Le sport, thérapie contre le diabete et le vieillissement

mercredi 14 octobre 2015

Le 3 octobre dernier, le CROS de basse Normandie avait invité le monde sportif …et médicale lors de ses rencontres annuelles, dont le thème  concernait le sport et l’activité physique comme moyen thérapeutique, en particulier contre le diabète et le vieillissement.

C’est dans l’enceinte prestigieuse  de l’ancienne  salle du réfectoire à la Mairie de Caen que tous ces acteurs du sport, de l’activité physique et de la santé se sont retrouvés pour écouter témoignages et débattre de cette problématique d’actualité.

Aristide  Olivier, maire adjoint de la ville, chargé des sports, m’a pas manqué  de rappeler son soutien à de telles démarches, d’autant plus de la ville  va  lancer un programme sport santé à destination de son personnel.

Michel Tirel, président du CROS a rappelé l’importance du sport santé  dans la politique régionale du CROS, rappelant le rôle du médecin du CROS , Antoine Devergée dans le développement de ce programme.

Diabète, maladie du siècle ?

Joffrey Drigny, jeune chercheur attaché au CHU de Caen, a dressé un tableau complet du diabète, insistant sur la croissance du diabète de type (T2) non insulino-dépendant, phénomène de société, qui touche 2 millions de nos compatriotes.

«  Il concerne les plus de 40 ans et a pour causes principales le surpoids, la sédentarité et une alimentation déséquilibrée »a-t-il ajouté.

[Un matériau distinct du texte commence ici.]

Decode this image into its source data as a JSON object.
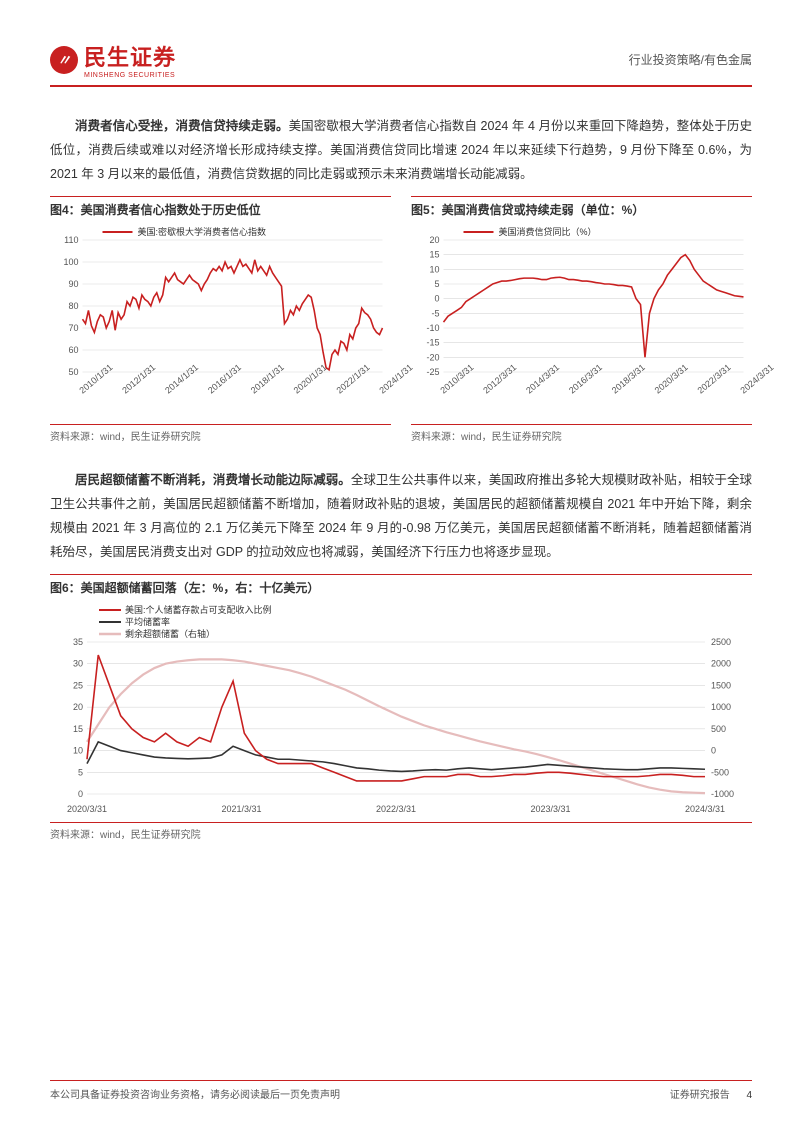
{
  "header": {
    "logo_cn": "民生证券",
    "logo_en": "MINSHENG SECURITIES",
    "right": "行业投资策略/有色金属"
  },
  "para1_lead": "消费者信心受挫，消费信贷持续走弱。",
  "para1_body": "美国密歇根大学消费者信心指数自 2024 年 4 月份以来重回下降趋势，整体处于历史低位，消费后续或难以对经济增长形成持续支撑。美国消费信贷同比增速 2024 年以来延续下行趋势，9 月份下降至 0.6%，为 2021 年 3 月以来的最低值，消费信贷数据的同比走弱或预示未来消费端增长动能减弱。",
  "chart4": {
    "title": "图4：美国消费者信心指数处于历史低位",
    "source": "资料来源：wind，民生证券研究院",
    "legend": "美国:密歇根大学消费者信心指数",
    "ylim": [
      50,
      110
    ],
    "ytick_step": 10,
    "xlabels": [
      "2010/1/31",
      "2012/1/31",
      "2014/1/31",
      "2016/1/31",
      "2018/1/31",
      "2020/1/31",
      "2022/1/31",
      "2024/1/31"
    ],
    "series_color": "#c82020",
    "grid_color": "#d8d8d8",
    "background_color": "#ffffff",
    "line_width": 1.6,
    "label_fontsize": 9,
    "values": [
      74,
      72,
      78,
      71,
      68,
      73,
      76,
      75,
      70,
      73,
      78,
      69,
      77,
      74,
      76,
      82,
      80,
      84,
      83,
      79,
      85,
      83,
      82,
      80,
      84,
      86,
      82,
      85,
      93,
      91,
      93,
      95,
      92,
      91,
      90,
      92,
      94,
      92,
      91,
      90,
      87,
      90,
      92,
      95,
      97,
      96,
      98,
      96,
      100,
      97,
      98,
      95,
      98,
      101,
      98,
      99,
      97,
      95,
      101,
      96,
      98,
      96,
      94,
      98,
      95,
      93,
      91,
      89,
      72,
      74,
      78,
      76,
      80,
      78,
      81,
      83,
      85,
      84,
      78,
      70,
      67,
      59,
      52,
      51,
      58,
      60,
      58,
      64,
      63,
      60,
      67,
      65,
      70,
      72,
      79,
      77,
      76,
      74,
      70,
      68,
      67,
      70
    ]
  },
  "chart5": {
    "title": "图5：美国消费信贷或持续走弱（单位：%）",
    "source": "资料来源：wind，民生证券研究院",
    "legend": "美国消费信贷同比（%）",
    "ylim": [
      -25,
      20
    ],
    "ytick_step": 5,
    "xlabels": [
      "2010/3/31",
      "2012/3/31",
      "2014/3/31",
      "2016/3/31",
      "2018/3/31",
      "2020/3/31",
      "2022/3/31",
      "2024/3/31"
    ],
    "series_color": "#c82020",
    "grid_color": "#d8d8d8",
    "background_color": "#ffffff",
    "line_width": 1.6,
    "label_fontsize": 9,
    "values": [
      -8,
      -6,
      -5,
      -4,
      -3,
      -1,
      0,
      1,
      2,
      3,
      4,
      5,
      5.5,
      6,
      6,
      6.2,
      6.5,
      6.8,
      7,
      7,
      7,
      6.8,
      6.5,
      6.5,
      7,
      7.2,
      7.3,
      7,
      6.5,
      6.5,
      6.3,
      6,
      6,
      5.8,
      5.5,
      5.3,
      5,
      5,
      4.8,
      4.5,
      4.5,
      4.3,
      4,
      0,
      -2,
      -20,
      -5,
      0,
      3,
      5,
      8,
      10,
      12,
      14,
      15,
      13,
      10,
      8,
      6,
      5,
      4,
      3,
      2.5,
      2,
      1.5,
      1,
      0.8,
      0.6
    ]
  },
  "para2_lead": "居民超额储蓄不断消耗，消费增长动能边际减弱。",
  "para2_body": "全球卫生公共事件以来，美国政府推出多轮大规模财政补贴，相较于全球卫生公共事件之前，美国居民超额储蓄不断增加，随着财政补贴的退坡，美国居民的超额储蓄规模自 2021 年中开始下降，剩余规模由 2021 年 3 月高位的 2.1 万亿美元下降至 2024 年 9 月的-0.98 万亿美元，美国居民超额储蓄不断消耗，随着超额储蓄消耗殆尽，美国居民消费支出对 GDP 的拉动效应也将减弱，美国经济下行压力也将逐步显现。",
  "chart6": {
    "title": "图6：美国超额储蓄回落（左：%，右：十亿美元）",
    "source": "资料来源：wind，民生证券研究院",
    "legend1": "美国:个人储蓄存款占可支配收入比例",
    "legend2": "平均储蓄率",
    "legend3": "剩余超额储蓄（右轴）",
    "color1": "#c82020",
    "color2": "#333333",
    "color3": "#e6bcbc",
    "ylim_left": [
      0,
      35
    ],
    "ytick_left_step": 5,
    "ylim_right": [
      -1000,
      2500
    ],
    "ytick_right_step": 500,
    "xlabels": [
      "2020/3/31",
      "2021/3/31",
      "2022/3/31",
      "2023/3/31",
      "2024/3/31"
    ],
    "grid_color": "#d8d8d8",
    "background_color": "#ffffff",
    "line_width": 1.6,
    "label_fontsize": 9,
    "series1": [
      8,
      32,
      25,
      18,
      15,
      13,
      12,
      14,
      12,
      11,
      13,
      12,
      20,
      26,
      14,
      10,
      8,
      7,
      7,
      7,
      7,
      6,
      5,
      4,
      3,
      3,
      3,
      3,
      3,
      3.5,
      4,
      4,
      4,
      4.5,
      4.5,
      4,
      4,
      4.2,
      4.5,
      4.5,
      4.8,
      5,
      5,
      4.8,
      4.5,
      4.2,
      4,
      4,
      4,
      4,
      4.2,
      4.5,
      4.5,
      4.3,
      4,
      4
    ],
    "series2": [
      7,
      12,
      11,
      10,
      9.5,
      9,
      8.5,
      8.3,
      8.2,
      8.1,
      8.2,
      8.3,
      9,
      11,
      10,
      9,
      8.5,
      8,
      8,
      7.8,
      7.6,
      7.4,
      7,
      6.5,
      6,
      5.8,
      5.5,
      5.3,
      5.2,
      5.3,
      5.5,
      5.6,
      5.5,
      5.8,
      6,
      5.8,
      5.6,
      5.8,
      6,
      6.2,
      6.5,
      6.8,
      6.6,
      6.4,
      6.2,
      6,
      5.8,
      5.7,
      5.6,
      5.6,
      5.8,
      6,
      6,
      5.9,
      5.8,
      5.7
    ],
    "series3": [
      200,
      600,
      1000,
      1300,
      1550,
      1750,
      1900,
      2000,
      2050,
      2080,
      2100,
      2100,
      2100,
      2080,
      2050,
      2000,
      1950,
      1900,
      1850,
      1780,
      1700,
      1600,
      1500,
      1400,
      1280,
      1150,
      1020,
      900,
      780,
      680,
      580,
      500,
      420,
      350,
      280,
      210,
      150,
      90,
      30,
      -20,
      -80,
      -150,
      -220,
      -300,
      -380,
      -460,
      -540,
      -620,
      -700,
      -780,
      -850,
      -900,
      -940,
      -960,
      -970,
      -980
    ]
  },
  "footer": {
    "left": "本公司具备证券投资咨询业务资格，请务必阅读最后一页免责声明",
    "right_label": "证券研究报告",
    "page": "4"
  }
}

Il a évoqué les études les plus récentes qui montrent l’impact de l’activité physique sur tous les types de diabète.

Dès le début du 19éme siècle, le premier diabétologue Apollinaire Bouchardat  accordait une grande importance à l'exercice physique dans le traitement de cette maladie.

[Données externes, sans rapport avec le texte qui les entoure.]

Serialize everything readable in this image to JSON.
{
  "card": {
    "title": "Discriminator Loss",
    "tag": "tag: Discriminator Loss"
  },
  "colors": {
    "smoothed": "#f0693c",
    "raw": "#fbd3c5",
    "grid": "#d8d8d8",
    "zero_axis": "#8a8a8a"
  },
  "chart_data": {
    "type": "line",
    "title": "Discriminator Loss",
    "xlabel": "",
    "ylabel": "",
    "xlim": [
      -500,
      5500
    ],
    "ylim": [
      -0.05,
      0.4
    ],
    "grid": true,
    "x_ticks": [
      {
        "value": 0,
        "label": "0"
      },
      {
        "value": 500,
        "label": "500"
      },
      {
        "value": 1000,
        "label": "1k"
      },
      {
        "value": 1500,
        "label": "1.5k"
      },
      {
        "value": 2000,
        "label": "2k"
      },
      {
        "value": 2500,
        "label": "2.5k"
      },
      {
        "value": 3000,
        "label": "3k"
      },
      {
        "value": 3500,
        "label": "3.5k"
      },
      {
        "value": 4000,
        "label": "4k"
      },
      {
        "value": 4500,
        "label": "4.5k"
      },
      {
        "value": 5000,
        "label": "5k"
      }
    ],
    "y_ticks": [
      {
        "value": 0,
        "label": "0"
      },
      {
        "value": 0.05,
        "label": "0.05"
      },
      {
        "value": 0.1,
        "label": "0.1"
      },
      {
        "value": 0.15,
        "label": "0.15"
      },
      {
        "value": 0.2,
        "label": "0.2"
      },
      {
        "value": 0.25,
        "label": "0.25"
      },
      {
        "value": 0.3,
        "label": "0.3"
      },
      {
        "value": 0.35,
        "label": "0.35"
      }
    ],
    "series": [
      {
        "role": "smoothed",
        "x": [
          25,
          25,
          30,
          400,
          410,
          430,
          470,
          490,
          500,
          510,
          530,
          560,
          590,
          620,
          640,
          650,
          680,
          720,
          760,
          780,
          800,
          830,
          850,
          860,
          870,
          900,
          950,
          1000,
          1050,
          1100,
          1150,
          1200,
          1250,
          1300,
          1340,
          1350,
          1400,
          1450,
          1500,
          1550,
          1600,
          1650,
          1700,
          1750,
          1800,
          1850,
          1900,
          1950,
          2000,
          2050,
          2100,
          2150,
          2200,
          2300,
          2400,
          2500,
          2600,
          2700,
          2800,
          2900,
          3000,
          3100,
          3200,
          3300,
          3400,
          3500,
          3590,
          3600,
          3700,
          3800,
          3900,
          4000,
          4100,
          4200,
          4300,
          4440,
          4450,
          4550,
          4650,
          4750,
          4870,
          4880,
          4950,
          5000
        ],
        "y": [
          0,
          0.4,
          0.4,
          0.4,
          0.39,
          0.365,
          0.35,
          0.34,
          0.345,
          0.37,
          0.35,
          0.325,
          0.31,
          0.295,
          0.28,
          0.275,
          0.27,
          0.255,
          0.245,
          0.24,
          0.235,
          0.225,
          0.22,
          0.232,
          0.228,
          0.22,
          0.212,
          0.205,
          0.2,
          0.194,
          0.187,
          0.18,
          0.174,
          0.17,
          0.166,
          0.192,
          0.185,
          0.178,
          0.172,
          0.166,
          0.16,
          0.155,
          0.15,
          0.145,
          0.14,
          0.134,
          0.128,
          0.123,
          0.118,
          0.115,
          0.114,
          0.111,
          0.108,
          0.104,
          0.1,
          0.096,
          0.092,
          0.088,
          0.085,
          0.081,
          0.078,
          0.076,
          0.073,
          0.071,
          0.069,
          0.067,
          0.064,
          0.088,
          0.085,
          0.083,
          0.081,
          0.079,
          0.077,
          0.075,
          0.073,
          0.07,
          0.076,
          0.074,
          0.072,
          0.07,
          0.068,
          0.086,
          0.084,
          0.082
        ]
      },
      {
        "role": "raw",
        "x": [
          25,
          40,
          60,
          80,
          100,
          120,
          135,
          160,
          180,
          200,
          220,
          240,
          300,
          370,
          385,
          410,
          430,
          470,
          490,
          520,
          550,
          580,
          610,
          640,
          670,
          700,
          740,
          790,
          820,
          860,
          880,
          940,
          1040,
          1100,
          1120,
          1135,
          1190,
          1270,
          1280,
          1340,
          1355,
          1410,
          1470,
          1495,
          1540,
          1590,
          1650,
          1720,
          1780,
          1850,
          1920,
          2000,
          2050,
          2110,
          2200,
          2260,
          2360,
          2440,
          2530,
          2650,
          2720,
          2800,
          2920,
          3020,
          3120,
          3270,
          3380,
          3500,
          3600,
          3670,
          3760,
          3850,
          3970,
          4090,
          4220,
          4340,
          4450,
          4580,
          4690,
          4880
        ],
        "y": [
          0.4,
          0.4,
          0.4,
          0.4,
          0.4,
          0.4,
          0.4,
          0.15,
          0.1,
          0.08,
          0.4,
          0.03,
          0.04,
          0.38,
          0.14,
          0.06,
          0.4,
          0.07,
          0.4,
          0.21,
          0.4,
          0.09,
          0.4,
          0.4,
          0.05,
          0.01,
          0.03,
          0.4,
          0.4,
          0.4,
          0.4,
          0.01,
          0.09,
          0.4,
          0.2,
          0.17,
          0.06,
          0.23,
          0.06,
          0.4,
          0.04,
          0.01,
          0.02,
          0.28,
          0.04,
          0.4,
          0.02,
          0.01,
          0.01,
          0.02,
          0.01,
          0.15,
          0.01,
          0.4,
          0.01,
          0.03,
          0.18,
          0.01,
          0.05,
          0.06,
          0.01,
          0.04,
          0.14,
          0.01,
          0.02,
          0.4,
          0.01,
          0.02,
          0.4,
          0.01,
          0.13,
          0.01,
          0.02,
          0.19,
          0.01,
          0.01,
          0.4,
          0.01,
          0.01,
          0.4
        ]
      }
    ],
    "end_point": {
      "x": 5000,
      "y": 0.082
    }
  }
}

«  IL  augmente la sensibilité à l’insuline, son intégration dans le muscle, retarde les complications et donne une meilleure estime de soi » a-t-il  ajouté en  précisant que les effets d’une activité physique  durent de 2 à 72 h.

«  Cela impose une fréquence de cette dernier de 2 jours »

Le débat sur la nature de l’activité physique à développer n’est pas clos, deux écoles  s’opposant :

Celle  d’une approche souple et l’autre  de l’effort intense par intervalles…sous contrôle médical, au moins au début (Programmes FITT).

Le renforcement musculaire  doit être étroitement associé  à tout protocole.

Des progrès techniques spectaculaires

Le Docteur Michael Joubert, diabétologue au CHU de Caen, a donné l’état de l’art en matière de traitement du diabète, surtout celui insulino-dépendant (T1).

« Les pompes à insuline devient de plus en plus intelligentes » a-t-il souligné « on peut espérer qu’a terme,   elles deviendront des pancréas artificiels »

Une telle évolution permet désormais à des diabétiques T1 de pratiquer un sport de haut niveau.

Le meilleur exemple en est le nageur Gary Hall qui a pu continuer sa carrière victorieusement malgré ce lourd handicap.

Retarder la dépendance

Autre phénomène de société, le vieillissement et la dépendance représentent des «  pathologies » pour lesquelles l’activité physique représente un acteur déterminant.

Le docteur Michel Trégaro a pu apporter un témoignage très circonstancié et original  de son action dans les EHPAD bretonnes.

« Plus on vieillit, plus il faut bouger » a-t-il insisté en citant Alexis de Tocqueville qui fut précurseur  en la matière quant à la prévention de la dépendance.

Le docteur Trégaro a ainsi développé des exercices physiques spécifiques à cette « ….population du 4ème âge…. »             «  … bien au-delà de l’aspect récréatif  largement utilisé…. ».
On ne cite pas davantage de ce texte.